Los homosexuales que no ocultan su preferencia, ya saben que lo menos malo es asumir la propia condición, aceptarse, tratar de organizar la vida con esa realidad y, sobre todo, hacer el menor escándalo posible en un vano intento de disimular las mortificantes dudas, inseguridades y angustia que acompañan esta decisión crucial (compartir la información, aceptarse, «salir del clóset»).

Esta introducción sirve para comentarles que algo similar deberíamos hacer con la envidia (1).

La furia contenida y mal disimulada que sentimos contra quien parece tan feliz con su familia, con su cuerpo, con su trabajo, es moralmente comparable a la opción sexual que anula la posibilidad de procrear.

Por otra parte, las dificultades que tienen los homosexuales para publicar su forma de desear, parece menor a la que tienen los envidiosos que en muchos casos ni siquiera se dan cuenta que lo son.

No se acostumbra decirle al «envidiado» cuanto lo envidiamos. El malestar que produce su bienestar sólo alienta la muda esperanza de que le vaya mal, con o sin nuestra ayuda.


(Este es el Artículo Nº 1.594)

El linchamiento de Freud



Los varones envidiamos el útero, los senos y la potencial multiorgasmia de las mujeres.

Los jueces en materia penal tienen un trabajo que requiere un gran conocimiento de las leyes, más una rigurosa salud mental que les permita tomar resoluciones (dictar sentencia, dictaminar) con serenidad, más un cierto coraje porque sus dictámenes no siempre son del agrado de los condenados y sus seres queridos.

También tienen que tener en cuenta otro fenómeno menos notorio y que refiere a la «conmoción pública».

De hecho ocurre que alguien que debería ser jurídicamente absuelto, puede ser víctima de un grupo de ciudadanos iracundos con intenciones de hacer justicia por mano propia.

En este caso el juez podría encarcelar al «culpable inocente» para salvarlo de las consecuencias derivadas de la referida «conmoción pública».

En otras palabras, existen casos en los que un juez aumenta la pena para proteger al «jurídicamente inocente» de la «conmoción pública».

Algo parecido pudo ocurrirle a Sigmund Freud cuando tuvo la mala idea de informarle a los ciudadanos que el libre albedrío no existe porque una parte de la psiquis, desvinculada de la conciencia (inconsciente), es en definitiva la que toma esas decisiones que creemos tan propias, controladas, responsables.

Aún hoy algunos psicoanalistas freudianos no admiten que el libre albedrío no existe. Quizá no lo admiten porque no saben organizar sus ideas desde un punto de vista determinista.

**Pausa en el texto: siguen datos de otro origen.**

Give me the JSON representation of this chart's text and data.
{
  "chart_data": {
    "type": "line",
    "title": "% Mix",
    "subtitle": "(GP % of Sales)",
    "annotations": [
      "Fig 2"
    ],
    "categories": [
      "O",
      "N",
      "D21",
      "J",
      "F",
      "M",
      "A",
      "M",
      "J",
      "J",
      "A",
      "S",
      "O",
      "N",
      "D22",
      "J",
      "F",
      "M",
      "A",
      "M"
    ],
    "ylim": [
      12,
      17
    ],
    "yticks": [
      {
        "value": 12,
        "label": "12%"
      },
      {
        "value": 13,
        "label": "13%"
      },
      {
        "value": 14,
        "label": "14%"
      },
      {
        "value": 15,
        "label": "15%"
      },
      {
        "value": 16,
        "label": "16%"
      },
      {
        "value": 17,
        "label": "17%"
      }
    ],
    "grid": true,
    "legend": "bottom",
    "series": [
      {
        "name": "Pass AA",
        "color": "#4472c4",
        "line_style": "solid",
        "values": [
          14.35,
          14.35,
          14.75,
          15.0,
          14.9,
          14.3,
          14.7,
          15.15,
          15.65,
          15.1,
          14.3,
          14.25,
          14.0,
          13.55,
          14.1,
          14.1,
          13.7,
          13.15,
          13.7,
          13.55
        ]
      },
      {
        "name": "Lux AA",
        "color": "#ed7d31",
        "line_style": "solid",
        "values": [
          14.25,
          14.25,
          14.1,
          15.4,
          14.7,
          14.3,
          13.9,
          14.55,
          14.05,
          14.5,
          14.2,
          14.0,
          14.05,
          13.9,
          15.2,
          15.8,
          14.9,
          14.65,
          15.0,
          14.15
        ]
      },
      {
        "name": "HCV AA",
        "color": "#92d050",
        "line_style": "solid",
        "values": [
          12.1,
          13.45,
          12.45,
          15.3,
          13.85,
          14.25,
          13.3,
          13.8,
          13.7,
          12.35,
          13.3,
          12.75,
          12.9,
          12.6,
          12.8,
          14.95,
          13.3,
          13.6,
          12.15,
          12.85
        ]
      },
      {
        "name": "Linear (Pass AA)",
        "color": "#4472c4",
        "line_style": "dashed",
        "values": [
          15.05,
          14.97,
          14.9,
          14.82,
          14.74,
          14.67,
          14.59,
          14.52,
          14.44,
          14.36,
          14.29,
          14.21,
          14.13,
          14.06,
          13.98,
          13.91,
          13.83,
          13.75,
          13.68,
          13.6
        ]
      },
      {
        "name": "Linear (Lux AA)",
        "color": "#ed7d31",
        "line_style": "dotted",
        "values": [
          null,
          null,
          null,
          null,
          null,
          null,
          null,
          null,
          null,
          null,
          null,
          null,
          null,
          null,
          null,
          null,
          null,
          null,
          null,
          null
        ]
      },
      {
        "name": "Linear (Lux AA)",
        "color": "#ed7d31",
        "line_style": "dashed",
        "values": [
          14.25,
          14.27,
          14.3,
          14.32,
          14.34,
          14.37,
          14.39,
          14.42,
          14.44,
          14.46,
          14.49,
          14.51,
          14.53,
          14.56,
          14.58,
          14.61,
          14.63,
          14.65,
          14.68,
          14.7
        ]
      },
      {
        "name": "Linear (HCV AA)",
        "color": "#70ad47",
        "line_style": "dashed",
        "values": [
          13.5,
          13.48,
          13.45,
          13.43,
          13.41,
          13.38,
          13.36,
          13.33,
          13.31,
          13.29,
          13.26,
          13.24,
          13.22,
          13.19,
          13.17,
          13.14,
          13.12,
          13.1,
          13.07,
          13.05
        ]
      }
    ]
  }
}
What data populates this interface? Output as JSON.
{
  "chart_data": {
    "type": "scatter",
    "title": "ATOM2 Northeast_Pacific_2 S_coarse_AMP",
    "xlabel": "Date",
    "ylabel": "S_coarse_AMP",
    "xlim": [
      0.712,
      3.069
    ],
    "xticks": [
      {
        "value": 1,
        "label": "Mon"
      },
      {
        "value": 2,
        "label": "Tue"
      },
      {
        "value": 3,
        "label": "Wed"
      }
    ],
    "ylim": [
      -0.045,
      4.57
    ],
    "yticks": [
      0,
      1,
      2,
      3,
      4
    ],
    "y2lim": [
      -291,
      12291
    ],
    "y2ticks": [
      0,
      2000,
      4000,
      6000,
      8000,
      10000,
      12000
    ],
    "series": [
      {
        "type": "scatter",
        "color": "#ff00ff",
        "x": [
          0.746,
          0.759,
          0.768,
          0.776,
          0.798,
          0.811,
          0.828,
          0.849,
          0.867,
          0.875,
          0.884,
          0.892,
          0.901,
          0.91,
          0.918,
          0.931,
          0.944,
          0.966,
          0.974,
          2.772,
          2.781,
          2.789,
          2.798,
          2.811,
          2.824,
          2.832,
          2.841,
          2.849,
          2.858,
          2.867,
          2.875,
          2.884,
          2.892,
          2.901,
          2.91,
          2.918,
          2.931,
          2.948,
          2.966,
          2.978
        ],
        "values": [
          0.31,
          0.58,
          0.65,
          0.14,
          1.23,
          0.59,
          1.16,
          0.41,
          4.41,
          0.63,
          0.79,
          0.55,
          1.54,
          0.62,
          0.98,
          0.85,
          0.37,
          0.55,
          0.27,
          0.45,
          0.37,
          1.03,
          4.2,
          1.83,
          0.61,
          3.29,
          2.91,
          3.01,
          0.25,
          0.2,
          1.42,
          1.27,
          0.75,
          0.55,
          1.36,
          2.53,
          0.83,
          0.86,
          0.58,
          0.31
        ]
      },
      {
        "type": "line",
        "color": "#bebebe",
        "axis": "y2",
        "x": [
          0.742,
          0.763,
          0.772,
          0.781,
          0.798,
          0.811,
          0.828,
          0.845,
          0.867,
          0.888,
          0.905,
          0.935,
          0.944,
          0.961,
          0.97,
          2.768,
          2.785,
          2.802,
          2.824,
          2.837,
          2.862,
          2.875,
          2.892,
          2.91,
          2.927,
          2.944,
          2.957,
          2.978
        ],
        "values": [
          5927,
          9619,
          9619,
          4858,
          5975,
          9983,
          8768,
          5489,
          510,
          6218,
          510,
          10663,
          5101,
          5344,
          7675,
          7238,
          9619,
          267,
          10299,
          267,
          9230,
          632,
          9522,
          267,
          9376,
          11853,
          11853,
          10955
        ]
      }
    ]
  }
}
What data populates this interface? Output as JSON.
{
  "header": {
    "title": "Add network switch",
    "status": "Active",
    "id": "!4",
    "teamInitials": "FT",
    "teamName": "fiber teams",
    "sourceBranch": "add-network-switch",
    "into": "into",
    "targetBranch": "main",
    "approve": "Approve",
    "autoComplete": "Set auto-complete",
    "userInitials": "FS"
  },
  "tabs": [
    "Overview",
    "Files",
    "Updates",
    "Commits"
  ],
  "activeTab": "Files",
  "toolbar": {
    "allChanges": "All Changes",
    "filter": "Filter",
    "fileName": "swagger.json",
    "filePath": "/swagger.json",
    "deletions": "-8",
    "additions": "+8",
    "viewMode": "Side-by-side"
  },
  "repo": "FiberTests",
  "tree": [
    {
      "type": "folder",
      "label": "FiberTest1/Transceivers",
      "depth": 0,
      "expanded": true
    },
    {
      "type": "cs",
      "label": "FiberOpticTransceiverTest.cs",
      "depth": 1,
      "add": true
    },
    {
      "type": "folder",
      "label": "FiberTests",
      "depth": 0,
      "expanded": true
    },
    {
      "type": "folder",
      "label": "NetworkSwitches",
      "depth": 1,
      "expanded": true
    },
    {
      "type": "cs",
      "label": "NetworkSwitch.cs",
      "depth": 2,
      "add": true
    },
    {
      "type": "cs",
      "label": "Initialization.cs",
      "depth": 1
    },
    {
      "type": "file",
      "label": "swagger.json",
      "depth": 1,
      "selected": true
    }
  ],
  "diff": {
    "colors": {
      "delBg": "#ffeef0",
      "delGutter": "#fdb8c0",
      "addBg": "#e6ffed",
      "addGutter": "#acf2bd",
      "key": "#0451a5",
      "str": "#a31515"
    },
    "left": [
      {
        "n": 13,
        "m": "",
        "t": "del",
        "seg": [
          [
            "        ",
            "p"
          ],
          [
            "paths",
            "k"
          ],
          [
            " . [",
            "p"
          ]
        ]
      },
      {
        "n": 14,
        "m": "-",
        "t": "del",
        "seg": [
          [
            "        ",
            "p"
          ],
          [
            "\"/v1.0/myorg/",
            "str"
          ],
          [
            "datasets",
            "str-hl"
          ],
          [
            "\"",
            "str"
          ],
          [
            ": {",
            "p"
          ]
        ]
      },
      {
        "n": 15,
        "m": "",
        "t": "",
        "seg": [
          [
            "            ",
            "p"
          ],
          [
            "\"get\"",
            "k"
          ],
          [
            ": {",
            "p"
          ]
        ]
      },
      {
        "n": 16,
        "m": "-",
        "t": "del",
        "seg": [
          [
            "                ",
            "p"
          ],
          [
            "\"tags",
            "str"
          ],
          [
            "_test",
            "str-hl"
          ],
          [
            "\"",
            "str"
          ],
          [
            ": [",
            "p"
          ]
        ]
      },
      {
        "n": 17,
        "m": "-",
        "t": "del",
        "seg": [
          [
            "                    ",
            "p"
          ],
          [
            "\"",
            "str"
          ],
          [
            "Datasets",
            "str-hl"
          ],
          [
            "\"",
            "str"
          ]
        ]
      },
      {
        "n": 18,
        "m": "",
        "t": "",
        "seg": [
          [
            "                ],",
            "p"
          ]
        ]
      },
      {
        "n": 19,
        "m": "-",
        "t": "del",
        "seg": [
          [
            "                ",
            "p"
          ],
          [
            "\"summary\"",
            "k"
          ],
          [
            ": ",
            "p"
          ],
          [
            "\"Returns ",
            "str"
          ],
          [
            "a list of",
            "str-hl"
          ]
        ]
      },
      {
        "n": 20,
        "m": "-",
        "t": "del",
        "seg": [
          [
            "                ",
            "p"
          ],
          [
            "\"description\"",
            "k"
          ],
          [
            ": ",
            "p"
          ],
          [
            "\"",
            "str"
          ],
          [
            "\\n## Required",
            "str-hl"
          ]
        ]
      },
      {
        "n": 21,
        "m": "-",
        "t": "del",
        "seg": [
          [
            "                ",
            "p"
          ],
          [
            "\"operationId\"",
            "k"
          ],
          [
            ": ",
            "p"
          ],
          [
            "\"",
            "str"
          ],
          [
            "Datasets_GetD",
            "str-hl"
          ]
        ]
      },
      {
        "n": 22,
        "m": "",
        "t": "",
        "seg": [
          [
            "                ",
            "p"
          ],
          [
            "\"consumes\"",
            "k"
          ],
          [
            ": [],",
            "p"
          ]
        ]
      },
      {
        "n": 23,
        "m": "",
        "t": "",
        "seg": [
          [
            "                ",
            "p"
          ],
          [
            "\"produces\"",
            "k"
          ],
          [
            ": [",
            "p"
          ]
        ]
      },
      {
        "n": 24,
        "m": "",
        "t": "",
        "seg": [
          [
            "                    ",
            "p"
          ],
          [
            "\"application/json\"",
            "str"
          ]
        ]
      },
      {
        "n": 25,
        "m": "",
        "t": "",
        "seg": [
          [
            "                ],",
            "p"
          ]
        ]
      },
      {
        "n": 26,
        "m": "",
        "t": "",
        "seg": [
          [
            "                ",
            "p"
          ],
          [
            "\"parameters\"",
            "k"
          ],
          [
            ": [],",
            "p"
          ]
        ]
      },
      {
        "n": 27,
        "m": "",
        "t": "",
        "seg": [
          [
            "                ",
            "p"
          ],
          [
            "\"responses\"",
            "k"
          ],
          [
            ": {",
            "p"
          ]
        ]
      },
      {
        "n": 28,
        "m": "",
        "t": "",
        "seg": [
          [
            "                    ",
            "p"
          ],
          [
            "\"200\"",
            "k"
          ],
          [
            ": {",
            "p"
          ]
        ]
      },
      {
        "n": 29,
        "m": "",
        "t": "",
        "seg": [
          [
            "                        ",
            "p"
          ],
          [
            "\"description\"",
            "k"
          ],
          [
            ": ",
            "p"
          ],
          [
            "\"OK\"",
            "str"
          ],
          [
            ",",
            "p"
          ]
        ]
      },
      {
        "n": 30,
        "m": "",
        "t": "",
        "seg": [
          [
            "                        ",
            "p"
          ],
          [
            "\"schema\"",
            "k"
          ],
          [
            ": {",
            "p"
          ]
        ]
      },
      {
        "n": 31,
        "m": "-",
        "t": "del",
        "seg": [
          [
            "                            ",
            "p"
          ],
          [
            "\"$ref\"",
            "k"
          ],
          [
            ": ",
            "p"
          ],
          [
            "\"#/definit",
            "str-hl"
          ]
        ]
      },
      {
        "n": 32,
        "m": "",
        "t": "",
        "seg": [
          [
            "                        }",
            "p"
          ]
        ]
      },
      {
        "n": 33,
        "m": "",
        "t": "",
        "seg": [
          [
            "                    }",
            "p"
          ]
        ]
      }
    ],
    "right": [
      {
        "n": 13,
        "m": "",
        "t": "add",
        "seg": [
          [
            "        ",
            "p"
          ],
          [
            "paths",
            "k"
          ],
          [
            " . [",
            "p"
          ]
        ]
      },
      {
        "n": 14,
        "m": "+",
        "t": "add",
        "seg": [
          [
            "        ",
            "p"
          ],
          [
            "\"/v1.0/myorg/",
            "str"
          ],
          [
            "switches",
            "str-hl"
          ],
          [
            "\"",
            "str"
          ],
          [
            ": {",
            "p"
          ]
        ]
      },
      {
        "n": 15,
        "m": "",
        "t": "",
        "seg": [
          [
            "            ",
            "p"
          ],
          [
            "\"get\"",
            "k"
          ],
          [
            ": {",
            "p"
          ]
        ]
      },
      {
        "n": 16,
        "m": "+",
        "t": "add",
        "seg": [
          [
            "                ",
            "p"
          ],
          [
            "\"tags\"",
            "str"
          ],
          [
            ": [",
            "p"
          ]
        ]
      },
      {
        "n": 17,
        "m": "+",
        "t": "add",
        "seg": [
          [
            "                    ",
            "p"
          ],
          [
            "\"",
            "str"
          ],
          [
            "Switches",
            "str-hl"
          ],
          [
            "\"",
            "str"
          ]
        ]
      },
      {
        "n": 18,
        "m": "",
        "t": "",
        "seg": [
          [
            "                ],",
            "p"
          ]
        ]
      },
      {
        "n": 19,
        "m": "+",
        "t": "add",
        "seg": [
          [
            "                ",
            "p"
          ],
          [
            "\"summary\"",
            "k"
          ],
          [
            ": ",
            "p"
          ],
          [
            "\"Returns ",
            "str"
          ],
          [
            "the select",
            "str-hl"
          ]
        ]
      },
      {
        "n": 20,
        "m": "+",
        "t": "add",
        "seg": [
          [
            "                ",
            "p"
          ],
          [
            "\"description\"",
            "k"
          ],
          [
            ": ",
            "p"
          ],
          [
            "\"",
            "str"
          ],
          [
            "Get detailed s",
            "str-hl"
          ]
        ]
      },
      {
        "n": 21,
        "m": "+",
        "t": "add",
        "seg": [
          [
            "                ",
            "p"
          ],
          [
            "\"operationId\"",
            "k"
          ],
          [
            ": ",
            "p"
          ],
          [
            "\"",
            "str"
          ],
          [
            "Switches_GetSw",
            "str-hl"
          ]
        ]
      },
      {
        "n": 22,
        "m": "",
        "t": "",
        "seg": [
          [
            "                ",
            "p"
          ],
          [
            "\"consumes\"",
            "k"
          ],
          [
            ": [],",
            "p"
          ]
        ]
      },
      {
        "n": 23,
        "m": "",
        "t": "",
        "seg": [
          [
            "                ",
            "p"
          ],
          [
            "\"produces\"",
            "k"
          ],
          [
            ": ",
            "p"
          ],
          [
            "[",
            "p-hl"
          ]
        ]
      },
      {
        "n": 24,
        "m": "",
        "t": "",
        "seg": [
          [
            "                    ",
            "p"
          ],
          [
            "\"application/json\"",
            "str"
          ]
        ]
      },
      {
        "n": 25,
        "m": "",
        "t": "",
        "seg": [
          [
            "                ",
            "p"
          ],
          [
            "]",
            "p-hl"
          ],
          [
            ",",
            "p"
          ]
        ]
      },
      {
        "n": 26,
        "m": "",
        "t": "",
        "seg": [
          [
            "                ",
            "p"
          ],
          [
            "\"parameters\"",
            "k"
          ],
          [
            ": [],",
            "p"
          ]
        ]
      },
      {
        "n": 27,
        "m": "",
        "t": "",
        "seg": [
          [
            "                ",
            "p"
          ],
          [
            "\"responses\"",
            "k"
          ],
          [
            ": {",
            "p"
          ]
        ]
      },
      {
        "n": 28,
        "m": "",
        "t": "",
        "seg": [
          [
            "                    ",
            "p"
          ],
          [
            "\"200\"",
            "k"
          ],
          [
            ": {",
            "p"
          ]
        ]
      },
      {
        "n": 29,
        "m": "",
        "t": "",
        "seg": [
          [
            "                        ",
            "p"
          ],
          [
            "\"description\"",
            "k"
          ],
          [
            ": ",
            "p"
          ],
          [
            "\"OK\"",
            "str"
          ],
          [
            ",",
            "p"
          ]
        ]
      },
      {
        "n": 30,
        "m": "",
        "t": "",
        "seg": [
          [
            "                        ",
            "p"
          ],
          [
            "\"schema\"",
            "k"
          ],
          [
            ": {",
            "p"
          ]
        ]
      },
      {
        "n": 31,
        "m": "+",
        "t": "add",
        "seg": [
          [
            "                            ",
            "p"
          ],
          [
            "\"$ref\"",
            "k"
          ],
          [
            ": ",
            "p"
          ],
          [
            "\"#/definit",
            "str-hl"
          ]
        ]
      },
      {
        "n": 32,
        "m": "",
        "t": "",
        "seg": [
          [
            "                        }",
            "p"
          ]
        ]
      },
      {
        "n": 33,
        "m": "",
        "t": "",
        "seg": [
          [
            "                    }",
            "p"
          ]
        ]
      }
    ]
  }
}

No me extrañaría que Freud haya hecho algo parecido para protegerse de la «conmoción pública» que estaba provocando entre sus contemporáneos, al decirles que están gobernados por el inconsciente.

Para protegerse de la «conmoción pública» omitió decir que, si bien las mujeres nos envidian porque tenemos pene, los varones envidiamos a las mujeres porque tienen útero, senos y son (potencialmente) multiorgásmicas.

Si lo hubiera dicho, lo habrían linchado.